We kept the oxygen mask on him and began walking him down the glacier towards Concordia, about 400 meters (1,312 feet) lower. I quickly packed a bag and one of our team memebrs, Matt Gardiner decided to come with me. It was the two of us and about six Pakistani staff from different groups. It was really great to see them pulling together to help one of their brothers. Ali stumbled down the glacier while two guys held him up from either side. They all took turns doing this or holding the bottle of oxygen that was keeping him going. As a group we had two more bottles of oxygen, a stretcher and the Gamow bag with us. I also carried my stethoscope, blood pressure cuff and a selection of drugs in case things got worse.

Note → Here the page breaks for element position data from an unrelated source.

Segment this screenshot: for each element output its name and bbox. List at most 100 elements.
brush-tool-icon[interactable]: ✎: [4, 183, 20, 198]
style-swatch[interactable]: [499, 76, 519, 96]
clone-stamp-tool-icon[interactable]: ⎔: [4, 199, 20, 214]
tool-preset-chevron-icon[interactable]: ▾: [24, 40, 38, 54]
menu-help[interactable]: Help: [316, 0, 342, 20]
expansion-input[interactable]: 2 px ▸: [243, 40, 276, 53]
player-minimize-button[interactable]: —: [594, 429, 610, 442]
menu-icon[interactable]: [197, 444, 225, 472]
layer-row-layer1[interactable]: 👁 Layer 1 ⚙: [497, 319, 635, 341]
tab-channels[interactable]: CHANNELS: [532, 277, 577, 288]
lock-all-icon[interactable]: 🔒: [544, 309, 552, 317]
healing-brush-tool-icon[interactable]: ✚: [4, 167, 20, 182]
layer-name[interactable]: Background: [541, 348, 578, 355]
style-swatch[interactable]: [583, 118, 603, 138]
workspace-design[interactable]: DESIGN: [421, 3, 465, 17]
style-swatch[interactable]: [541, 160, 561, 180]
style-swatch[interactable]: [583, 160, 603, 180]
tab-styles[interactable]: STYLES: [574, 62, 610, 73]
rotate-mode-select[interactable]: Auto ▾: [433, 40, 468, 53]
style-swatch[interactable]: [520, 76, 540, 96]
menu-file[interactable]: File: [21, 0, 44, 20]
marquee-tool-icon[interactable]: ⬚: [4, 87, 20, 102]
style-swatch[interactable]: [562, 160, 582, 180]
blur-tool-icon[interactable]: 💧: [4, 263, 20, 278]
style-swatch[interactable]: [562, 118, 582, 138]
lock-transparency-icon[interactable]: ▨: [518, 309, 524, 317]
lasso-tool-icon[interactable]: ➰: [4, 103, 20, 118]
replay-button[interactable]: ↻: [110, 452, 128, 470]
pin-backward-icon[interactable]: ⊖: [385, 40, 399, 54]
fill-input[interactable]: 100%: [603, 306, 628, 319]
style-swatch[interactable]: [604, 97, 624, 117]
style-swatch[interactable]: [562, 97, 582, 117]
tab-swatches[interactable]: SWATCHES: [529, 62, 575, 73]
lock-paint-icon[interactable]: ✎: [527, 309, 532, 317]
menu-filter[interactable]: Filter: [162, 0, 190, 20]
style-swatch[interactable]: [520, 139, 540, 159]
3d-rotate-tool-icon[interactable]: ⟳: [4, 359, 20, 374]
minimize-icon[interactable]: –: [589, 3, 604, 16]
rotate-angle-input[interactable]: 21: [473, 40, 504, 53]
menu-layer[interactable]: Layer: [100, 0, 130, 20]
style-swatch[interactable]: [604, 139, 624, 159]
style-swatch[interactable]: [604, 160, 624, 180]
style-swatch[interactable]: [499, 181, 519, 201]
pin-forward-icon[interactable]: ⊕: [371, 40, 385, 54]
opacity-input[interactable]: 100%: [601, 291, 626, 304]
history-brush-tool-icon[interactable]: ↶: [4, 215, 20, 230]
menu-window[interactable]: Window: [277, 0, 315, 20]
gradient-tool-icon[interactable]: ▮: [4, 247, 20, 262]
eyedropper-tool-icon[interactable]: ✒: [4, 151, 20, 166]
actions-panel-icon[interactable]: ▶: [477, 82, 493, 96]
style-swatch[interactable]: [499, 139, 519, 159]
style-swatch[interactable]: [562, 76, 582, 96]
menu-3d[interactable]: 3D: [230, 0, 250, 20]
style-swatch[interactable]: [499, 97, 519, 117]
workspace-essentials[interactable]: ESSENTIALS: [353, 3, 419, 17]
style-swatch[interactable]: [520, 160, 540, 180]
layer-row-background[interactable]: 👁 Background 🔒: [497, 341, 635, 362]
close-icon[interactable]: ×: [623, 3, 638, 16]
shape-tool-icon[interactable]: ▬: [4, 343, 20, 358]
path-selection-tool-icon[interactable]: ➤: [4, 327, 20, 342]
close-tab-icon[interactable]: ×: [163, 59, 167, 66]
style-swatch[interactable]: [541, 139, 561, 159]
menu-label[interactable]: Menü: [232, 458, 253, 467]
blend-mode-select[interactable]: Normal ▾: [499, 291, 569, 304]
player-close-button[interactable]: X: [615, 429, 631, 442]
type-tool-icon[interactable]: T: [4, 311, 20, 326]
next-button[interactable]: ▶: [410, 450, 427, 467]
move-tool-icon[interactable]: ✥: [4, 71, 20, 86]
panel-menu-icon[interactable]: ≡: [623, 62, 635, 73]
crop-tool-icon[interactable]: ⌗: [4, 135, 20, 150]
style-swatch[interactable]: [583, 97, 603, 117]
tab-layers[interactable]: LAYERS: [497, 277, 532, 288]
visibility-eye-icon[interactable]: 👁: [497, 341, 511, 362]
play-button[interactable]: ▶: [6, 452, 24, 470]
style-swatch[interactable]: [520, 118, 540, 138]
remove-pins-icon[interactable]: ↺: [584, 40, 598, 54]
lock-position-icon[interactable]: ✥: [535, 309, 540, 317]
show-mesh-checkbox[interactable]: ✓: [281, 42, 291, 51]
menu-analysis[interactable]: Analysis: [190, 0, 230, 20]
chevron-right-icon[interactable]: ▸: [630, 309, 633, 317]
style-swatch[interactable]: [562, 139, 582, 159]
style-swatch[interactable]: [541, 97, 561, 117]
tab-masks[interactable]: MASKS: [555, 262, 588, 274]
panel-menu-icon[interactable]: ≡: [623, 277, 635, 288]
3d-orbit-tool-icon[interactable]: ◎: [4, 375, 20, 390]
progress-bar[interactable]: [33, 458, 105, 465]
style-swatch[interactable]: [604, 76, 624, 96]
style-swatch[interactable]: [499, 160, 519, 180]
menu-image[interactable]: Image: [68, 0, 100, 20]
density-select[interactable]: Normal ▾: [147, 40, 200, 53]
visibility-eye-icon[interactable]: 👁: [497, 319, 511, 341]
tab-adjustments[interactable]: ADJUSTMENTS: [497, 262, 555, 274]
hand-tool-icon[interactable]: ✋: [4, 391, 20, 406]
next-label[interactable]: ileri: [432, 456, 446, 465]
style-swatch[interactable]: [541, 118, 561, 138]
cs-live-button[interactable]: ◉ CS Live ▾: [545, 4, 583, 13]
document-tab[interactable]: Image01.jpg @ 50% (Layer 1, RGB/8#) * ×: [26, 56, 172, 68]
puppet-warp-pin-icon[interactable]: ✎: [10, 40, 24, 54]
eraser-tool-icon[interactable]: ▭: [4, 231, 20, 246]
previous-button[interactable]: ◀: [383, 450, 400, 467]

In Concordia I tried taking him off oxygen to see if the reduction in altitude was helping. His oxygen saturation plummeted and it was clear we had not descended far enough. So we kept going and twelve hours after we left, we had gone down a total of about 600 meters (1,969 feet). This made the difference. Ali was able to sleep without oxygen that night. The next day we kept him on oxygen most of the day (mostly because he was exhausted) and walked another twelve hours. This made a huge difference and suddenly he was like another person, smiling and thanking us for saving his life. On the third day we walked the remaining distance to Askole. 100 kilometers (62 miles) in three days in what is now the middle of Summer. It was pretty miserable at times.

On the fourth day we took a Jeep from Askole back to Skardu where I sit now awaiting the arrival of everyone from basecamp. Ali has thanked us profusely, we've been thanked on behalf of his wife and children, the head of his agency came and thanked us and most importantly, Allah has been thanked. Ali bought us both hats as presents.

Production Almost Over

I ran out of battery power on the way down with Ali, but all in all I think I've gotten most of the shots I've wanted. Now that I'm back in a city I can properly charge things and will be concentrating on picking up some last interviews and b-roll here in Skardu. In a few days we'll be back in Islamabad where I have some more b-roll to shoot. After that I'm done really. I'll be back in the United States on the 17th and look forward to the editing process.